Semanas depois, o motorista da família apareceu para me buscar. Ele não estava sozinho. Meu avô, Leonardo Morelli — o verdadeiro pilar da família — me aguardava ao lado da porta do carro. Alto, cabelo branco impecavelmente penteado, o terno cinza escuro contrastava com seu semblante grave.

— Onde estão meus pais? — perguntei, ao entrar no carro. — A mamãe... ela ficou com o Leonardo?

Meu avô me olhou com uma expressão que eu nunca tinha visto nele. Não era raiva. Era... tristeza.

— Ninguém te contou?

Engoli em seco.

— Contar o quê, vô?

Ele respirou fundo.

— O seu irmão não resistiu ao acidente, Leandro.

Meu coração parou por um instante. A dor veio como uma maré, arrastando tudo.

— Não... — murmurei. — Não... não pode ser. A gente... a gente brigou, mas éramos irmãos.

— Eu sei.

— Ele não pode ter morrido... Eu...

Meu avô se manteve em silêncio.

Duas semanas depois, ele me levou ao cemitério. Diante do túmulo de Leonardo, vi pela primeira vez o fim de mim. A parte mais humana do meu ser foi enterrada junto com ele naquele dia. Eu chorei. Não de forma bonita. Eu chorei como quem queria sair correndo da própria pele.

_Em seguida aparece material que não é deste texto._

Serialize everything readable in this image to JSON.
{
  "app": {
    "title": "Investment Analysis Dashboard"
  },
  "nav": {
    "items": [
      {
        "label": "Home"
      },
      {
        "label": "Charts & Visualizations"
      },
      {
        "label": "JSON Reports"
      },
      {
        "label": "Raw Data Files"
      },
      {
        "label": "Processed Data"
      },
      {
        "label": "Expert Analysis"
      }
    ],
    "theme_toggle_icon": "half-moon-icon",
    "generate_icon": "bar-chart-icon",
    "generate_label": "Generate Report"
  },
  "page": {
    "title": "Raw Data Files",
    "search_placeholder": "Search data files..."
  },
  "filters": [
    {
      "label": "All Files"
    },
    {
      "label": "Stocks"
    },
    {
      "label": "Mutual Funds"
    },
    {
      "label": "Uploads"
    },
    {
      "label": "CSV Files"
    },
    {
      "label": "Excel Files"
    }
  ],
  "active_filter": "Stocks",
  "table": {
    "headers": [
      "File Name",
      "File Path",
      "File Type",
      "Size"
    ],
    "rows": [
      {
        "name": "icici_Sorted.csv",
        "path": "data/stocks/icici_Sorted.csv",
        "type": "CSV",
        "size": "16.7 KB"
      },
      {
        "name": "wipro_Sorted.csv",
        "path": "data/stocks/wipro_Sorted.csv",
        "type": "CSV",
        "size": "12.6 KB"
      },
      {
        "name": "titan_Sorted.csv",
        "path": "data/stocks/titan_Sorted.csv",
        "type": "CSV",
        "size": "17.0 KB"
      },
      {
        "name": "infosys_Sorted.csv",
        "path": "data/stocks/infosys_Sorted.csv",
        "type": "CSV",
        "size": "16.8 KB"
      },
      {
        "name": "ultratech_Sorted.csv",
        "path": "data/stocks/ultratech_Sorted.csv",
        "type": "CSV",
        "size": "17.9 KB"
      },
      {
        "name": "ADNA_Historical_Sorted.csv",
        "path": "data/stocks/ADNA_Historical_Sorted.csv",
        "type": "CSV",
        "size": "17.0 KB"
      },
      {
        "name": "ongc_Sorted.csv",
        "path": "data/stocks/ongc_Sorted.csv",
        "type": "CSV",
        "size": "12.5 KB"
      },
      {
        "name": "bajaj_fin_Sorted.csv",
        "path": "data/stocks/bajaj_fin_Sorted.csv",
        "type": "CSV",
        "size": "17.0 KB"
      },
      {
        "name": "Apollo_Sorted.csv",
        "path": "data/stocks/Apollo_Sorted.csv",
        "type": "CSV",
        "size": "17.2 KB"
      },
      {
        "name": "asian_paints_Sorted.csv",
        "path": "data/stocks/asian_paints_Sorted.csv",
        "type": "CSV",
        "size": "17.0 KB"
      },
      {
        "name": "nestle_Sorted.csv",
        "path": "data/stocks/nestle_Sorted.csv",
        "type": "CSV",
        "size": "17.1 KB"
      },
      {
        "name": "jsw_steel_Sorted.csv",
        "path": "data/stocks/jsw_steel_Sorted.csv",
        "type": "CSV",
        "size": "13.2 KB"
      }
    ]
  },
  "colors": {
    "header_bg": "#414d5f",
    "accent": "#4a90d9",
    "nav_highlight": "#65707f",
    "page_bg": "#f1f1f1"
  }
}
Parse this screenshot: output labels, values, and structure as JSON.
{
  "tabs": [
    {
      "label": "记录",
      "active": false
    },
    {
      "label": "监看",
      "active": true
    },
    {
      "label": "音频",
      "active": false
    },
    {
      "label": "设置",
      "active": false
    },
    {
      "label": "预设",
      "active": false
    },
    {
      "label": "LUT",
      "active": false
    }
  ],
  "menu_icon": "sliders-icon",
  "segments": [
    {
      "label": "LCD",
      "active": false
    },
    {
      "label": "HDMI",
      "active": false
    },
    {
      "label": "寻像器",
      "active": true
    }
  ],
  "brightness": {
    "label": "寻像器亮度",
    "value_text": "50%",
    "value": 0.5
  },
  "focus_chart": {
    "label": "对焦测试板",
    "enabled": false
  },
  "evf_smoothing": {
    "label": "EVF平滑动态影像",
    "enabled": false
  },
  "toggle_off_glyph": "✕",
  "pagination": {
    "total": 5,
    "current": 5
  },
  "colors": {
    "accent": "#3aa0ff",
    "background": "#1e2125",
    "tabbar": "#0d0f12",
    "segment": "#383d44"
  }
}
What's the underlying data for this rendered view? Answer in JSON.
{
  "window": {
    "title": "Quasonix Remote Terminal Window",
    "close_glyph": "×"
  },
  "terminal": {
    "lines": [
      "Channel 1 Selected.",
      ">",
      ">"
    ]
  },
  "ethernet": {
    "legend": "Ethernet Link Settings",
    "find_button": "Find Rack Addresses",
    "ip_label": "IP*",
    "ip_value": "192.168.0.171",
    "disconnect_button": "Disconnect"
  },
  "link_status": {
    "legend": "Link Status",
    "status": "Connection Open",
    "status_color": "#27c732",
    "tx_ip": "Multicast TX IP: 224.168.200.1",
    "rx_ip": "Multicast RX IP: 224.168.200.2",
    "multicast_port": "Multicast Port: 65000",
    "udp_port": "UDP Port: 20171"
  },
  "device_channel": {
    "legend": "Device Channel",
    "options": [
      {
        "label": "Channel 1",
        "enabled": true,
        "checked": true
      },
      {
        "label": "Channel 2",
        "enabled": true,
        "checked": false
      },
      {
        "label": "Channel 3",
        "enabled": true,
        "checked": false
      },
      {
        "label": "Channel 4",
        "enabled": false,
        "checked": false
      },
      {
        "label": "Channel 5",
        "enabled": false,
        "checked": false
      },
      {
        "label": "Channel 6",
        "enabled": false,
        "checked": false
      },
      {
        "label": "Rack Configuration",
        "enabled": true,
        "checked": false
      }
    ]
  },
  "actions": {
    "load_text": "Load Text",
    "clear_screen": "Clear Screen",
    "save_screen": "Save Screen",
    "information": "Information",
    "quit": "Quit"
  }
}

Ali nasceu o Leandro que meu irmão odiaria.

Presente

O reflexo no espelho mostrava um homem que não existia nove anos antes. O cabelo preto penteado para trás, o queixo firme, os olhos endurecidos por nove anos de culpa. Minha barba estava milimetricamente aparada, o terno impecável, mas nada disso escondia quem eu me tornei.

Frio. Solitário. E, pior, leal à pessoa errada.

Laura Morelli entrou no quarto como um furacão.

— Você vai deixar seu avô te deserdar? — gritou.

— O dinheiro é dele — respondi, com desdém. — Se você quer tanto, Laura, é só pedir. Afinal, você é a filha dele, não eu.

O tapa estalou forte na minha bochecha.

— Eu sou sua mãe, seu imbecil!

Meus lábios se curvaram num sorriso seco.

— Não foi tão mãe assim, foi?

Ela gritou mais alguma coisa, mas eu já tinha saído. Atravessei os corredores da Mansão Morelli ignorando os olhares dos funcionários. Cada quadro nas paredes, cada mármore no chão era um lembrete do império que eu ajudei a corroer.

Meu avô estava em seu escritório, como sempre. O ambiente cheirava a couro, charuto e tradição. Ele não levantou os olhos quando entrei.

— Sente-se.

Obedeci.

— Você sabe por que está aqui.

— Porque minha mãe não tem coragem de fazer o trabalho sujo sozinha?

Ele me encarou com severidade.

— Porque você traiu sua família. Prejudicou seu primo Dante. E eu já perdi um neto. Não vou perder outro.

Suspirei.

— Vai me mandar embora?

— Estou te deserdando. Mas... ainda há algo que pode fazer. Um último fio de redenção.

Me endireitei na cadeira.

— Que tipo de punição o senhor preparou dessa vez?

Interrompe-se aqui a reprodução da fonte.